In our case where the data was going to be obtained from Kaggle. The data was first downloaded using the Opendatasets library and then read using pandas. The data types it contained were 7 float variables, one integer and also one object type variable. The object type variable contained the list of countries. The measures of central tendency were also checked. The observation was that there was a high correlation between Happiness score and GDP per capita, social support, Healthy life expectancy & Freedom to make life choices. These columns could therefore be used to predict score which is the target variable.
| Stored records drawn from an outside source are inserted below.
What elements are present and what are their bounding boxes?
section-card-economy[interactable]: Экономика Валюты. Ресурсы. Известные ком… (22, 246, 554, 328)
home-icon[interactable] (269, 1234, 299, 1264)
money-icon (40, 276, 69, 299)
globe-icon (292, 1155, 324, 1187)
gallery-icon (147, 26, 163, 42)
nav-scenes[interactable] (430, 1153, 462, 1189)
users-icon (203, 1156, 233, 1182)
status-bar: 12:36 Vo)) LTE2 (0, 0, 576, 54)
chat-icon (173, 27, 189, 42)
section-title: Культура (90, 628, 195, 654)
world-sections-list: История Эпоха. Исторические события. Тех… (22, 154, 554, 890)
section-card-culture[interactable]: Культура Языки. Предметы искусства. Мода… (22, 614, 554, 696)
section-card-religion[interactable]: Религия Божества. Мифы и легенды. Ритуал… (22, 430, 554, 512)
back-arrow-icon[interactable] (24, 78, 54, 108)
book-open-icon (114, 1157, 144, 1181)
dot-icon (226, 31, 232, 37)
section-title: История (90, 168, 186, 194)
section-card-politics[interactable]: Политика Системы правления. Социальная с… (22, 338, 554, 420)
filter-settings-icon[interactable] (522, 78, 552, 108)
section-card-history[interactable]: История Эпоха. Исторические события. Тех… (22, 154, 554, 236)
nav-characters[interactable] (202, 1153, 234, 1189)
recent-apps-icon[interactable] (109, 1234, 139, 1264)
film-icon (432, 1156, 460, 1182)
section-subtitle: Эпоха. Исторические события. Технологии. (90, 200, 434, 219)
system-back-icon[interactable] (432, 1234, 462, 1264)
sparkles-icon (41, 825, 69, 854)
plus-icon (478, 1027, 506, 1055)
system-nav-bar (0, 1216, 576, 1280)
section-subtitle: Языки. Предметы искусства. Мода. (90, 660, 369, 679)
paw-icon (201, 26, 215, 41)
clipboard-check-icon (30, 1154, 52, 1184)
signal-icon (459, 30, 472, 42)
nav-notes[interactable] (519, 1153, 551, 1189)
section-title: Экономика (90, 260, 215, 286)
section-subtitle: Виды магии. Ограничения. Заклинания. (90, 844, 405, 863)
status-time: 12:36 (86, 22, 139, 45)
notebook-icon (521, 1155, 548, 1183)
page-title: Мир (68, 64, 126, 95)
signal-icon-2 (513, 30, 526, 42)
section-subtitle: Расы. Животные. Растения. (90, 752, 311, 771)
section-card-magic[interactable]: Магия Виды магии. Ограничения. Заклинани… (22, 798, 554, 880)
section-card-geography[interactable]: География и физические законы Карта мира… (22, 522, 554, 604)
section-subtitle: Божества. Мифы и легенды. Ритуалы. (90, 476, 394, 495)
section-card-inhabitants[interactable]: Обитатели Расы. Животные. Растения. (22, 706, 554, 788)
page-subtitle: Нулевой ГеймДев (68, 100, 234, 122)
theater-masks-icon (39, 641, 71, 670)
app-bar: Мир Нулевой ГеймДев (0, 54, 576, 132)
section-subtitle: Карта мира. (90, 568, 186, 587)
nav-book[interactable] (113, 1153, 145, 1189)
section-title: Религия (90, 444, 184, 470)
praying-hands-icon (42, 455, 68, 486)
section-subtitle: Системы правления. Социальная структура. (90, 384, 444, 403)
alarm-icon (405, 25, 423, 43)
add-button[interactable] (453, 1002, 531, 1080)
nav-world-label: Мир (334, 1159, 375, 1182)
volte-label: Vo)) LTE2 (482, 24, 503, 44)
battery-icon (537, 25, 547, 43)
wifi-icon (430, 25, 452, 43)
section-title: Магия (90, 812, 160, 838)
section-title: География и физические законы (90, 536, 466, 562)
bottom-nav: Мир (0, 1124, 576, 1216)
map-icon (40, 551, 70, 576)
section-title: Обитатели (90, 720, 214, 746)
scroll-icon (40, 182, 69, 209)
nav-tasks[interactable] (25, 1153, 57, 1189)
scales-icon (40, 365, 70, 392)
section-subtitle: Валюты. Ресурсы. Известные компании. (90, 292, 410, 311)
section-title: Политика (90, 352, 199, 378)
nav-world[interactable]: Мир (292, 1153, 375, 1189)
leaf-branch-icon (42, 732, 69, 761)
In this part, I understood how to make use of the Opendatasets library to download data from Kaggle. To download, a json file from Kaggle, which contained the username and the key was required; we therefore downloaded it. The other concept reinforced here was checking the measures of central tendency like the mean, median and percentiles with Pandas, checking the correlation between the variables and visualizing this using the correlation heatmap with seaborn. Seaborn library was also utilized in visualizing the data and drawing a regression line, especially for those columns that had a positive correlation with Happiness score.
The project was therefore a success coupled with great learning experience and activities that sharpened my programming skills.